Я безошибочно увидел в ней лидера. Она наверняка была отличницей, законодательницей нравов и моды в классе, а также «самой красивой девочкой». Я все еще молчал, глядя ей прямо в глаза, потому что не знал, что сказать. Это потом я формализовал такое состояние как любовь с первого взгляда, а тогда у меня просто была пустая голова, полная мыслей. Сложно описать это ощущение. Потому не буду даже пытаться. Кто испытывал – поймет.
Она, по всей видимости, сочла столь долгий взгляд и молчание признаком моей выдержки и искушенности. Спустя мгновение я понял, что она не привыкла к такой реакции молодых людей. И в ту же секунду я
узнал, что она должна быть моей. Неважно как, когда, где, зачем. Все стало неважным и мелким. Кроме этого лица, лучащихся глаз, пышной копны темно-каштановых волос. Если б я тогда прочитал «Разговоры с доном Хуаном», очень удивился бы, почему мескалино учит меня, ведь я не употреблял пейот.
Каждая моя клеточка хотела, чтоб эта девушка была со мной рядом. И все клеточки задали один и тот же вопрос: «как?». Ответ пришел так же, как и осознание нашей неделимости – ты должен быть тем, кто будет совершенно
другим.
Миллисекунды утекали, пора было открывать рот и говорить хоть что-то. Неординарность , как и все остальное, хороша в меру.

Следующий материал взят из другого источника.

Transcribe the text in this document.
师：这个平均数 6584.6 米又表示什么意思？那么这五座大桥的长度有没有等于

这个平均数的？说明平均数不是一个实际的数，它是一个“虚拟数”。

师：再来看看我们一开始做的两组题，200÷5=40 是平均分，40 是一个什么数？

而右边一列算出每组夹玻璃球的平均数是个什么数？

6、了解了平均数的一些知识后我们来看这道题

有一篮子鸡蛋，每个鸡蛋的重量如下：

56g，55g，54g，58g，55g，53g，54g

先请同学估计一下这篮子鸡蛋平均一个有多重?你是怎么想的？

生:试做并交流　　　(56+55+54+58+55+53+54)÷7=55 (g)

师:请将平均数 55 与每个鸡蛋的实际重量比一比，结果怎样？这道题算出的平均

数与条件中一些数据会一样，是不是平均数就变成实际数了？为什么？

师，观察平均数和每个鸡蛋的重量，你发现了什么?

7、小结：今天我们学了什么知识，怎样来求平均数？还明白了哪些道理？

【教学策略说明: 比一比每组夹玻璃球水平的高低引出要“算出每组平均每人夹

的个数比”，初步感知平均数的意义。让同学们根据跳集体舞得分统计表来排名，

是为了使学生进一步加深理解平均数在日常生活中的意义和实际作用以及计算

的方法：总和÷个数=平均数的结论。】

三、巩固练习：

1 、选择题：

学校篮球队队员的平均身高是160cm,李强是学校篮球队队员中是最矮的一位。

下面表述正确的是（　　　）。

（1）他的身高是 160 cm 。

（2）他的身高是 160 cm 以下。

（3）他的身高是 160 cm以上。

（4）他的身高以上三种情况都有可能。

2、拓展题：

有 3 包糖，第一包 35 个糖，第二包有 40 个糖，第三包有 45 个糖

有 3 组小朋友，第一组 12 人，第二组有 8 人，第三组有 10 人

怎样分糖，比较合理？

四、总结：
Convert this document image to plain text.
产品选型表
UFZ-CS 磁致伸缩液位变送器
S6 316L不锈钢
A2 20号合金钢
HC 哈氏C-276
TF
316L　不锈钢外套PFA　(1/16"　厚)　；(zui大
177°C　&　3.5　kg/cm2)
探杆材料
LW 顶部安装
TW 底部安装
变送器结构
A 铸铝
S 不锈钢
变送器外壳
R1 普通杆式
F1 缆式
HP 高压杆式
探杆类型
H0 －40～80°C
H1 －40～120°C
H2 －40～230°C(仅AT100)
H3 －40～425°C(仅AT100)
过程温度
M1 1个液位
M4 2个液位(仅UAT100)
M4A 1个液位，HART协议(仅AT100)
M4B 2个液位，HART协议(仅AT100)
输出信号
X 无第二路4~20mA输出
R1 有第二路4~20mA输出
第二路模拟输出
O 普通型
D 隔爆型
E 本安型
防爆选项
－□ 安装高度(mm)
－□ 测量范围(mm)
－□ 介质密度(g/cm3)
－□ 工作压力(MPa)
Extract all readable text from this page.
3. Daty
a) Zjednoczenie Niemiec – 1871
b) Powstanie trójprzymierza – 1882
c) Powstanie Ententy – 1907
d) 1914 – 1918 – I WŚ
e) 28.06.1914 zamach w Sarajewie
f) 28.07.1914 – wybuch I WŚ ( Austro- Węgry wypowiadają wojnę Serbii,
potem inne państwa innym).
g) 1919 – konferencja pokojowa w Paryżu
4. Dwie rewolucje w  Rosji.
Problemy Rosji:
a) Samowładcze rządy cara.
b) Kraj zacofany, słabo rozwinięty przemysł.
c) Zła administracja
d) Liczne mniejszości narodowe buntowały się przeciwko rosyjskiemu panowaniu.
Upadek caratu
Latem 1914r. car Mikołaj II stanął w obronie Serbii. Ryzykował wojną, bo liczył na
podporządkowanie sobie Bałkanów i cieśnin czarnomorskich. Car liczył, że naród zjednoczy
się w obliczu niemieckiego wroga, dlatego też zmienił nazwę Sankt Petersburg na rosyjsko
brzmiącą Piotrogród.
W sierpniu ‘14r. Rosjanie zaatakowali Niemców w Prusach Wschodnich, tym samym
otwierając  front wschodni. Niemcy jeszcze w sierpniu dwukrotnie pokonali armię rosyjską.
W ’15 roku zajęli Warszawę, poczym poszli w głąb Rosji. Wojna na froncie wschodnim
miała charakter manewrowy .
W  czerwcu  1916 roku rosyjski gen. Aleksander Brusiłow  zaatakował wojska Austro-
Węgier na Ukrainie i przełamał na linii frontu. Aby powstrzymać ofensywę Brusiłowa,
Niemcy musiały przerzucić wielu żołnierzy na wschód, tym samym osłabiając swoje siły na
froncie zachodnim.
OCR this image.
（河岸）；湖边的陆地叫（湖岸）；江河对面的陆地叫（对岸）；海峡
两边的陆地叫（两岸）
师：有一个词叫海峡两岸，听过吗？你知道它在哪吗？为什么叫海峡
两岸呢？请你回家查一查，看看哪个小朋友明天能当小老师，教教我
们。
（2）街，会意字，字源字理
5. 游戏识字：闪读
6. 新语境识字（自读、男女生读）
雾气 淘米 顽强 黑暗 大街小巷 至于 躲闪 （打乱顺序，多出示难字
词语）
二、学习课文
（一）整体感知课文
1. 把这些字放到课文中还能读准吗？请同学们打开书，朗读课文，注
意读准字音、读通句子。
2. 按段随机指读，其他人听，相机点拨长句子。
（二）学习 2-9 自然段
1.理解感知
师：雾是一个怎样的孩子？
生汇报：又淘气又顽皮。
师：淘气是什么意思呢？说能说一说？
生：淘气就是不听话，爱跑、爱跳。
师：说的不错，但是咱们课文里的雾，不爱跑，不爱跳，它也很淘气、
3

- Привет. Да нет, все нормально. Вот здесь не совсем понимаю..
- Ну, разберемся. Меня зовут Елена.
Да, именно так и сказала – Елена. Красивое имя, черт возьми. И это имя мне определенно нравится. Да что там говорить, я в восторге от этого имени! Все это я попытался сказать ей одним коротким взглядом. Мы обменялись еще парой ничего незначащих фраз, а потом она помогла мне запомнить анкеты. Я был очень благодарен ей за то, что она была рядом со мной. Каждая секунда, проведенная ей на расстоянии вытянутой руки от меня, была для меня значимой. Я знал, что мне нужно сейчас будет совершить насилие над собой и напустить на себя безразличный вид. Огромным усилием воли, после того как с бумагами было покончено, я не настоял на продолжении диалога и отправился за занятую ранее пару. Нам рассказывали про то, чего мы должны достичь за этот учебный год. Не помню ничего об этом. Мои мысли были заняты совершенно иным.
Первого сентября все было как и в остальных школах. Типа, праздник. Не помню точно когда, кажется, на следующий день, мы всем классом пошли отмечать начало учебного года. Когда моего отца впоследствии вызывали в школу, директриса сказала совершенно без задней мысли «он отлично влился в компанию». Да, уже тогда я был не дурак выпить и вполне бы мог называться балагуром. С ребятами, несмотря на их первоначально не слишком положительную реакцию, мы отлично подружились. Елена вместе со своей подругой, в которой я безошибочно распознал редиску, о чем и сообщил ей при всей компании, знающей ее уже целый год, чиста гламурно перетекали то к одной группе народа, то к другой. Хороша, думал я тогда, а сам нарочито небрежно скользил взглядом по людям. Только б не заметила, засыплюсь нах. Она не заметила. Подумала все что угодно. Что я заносчивый, странный, возможно, не совсем адекватный. Но то, что я свалился в любовь по самое не балуйся – нет.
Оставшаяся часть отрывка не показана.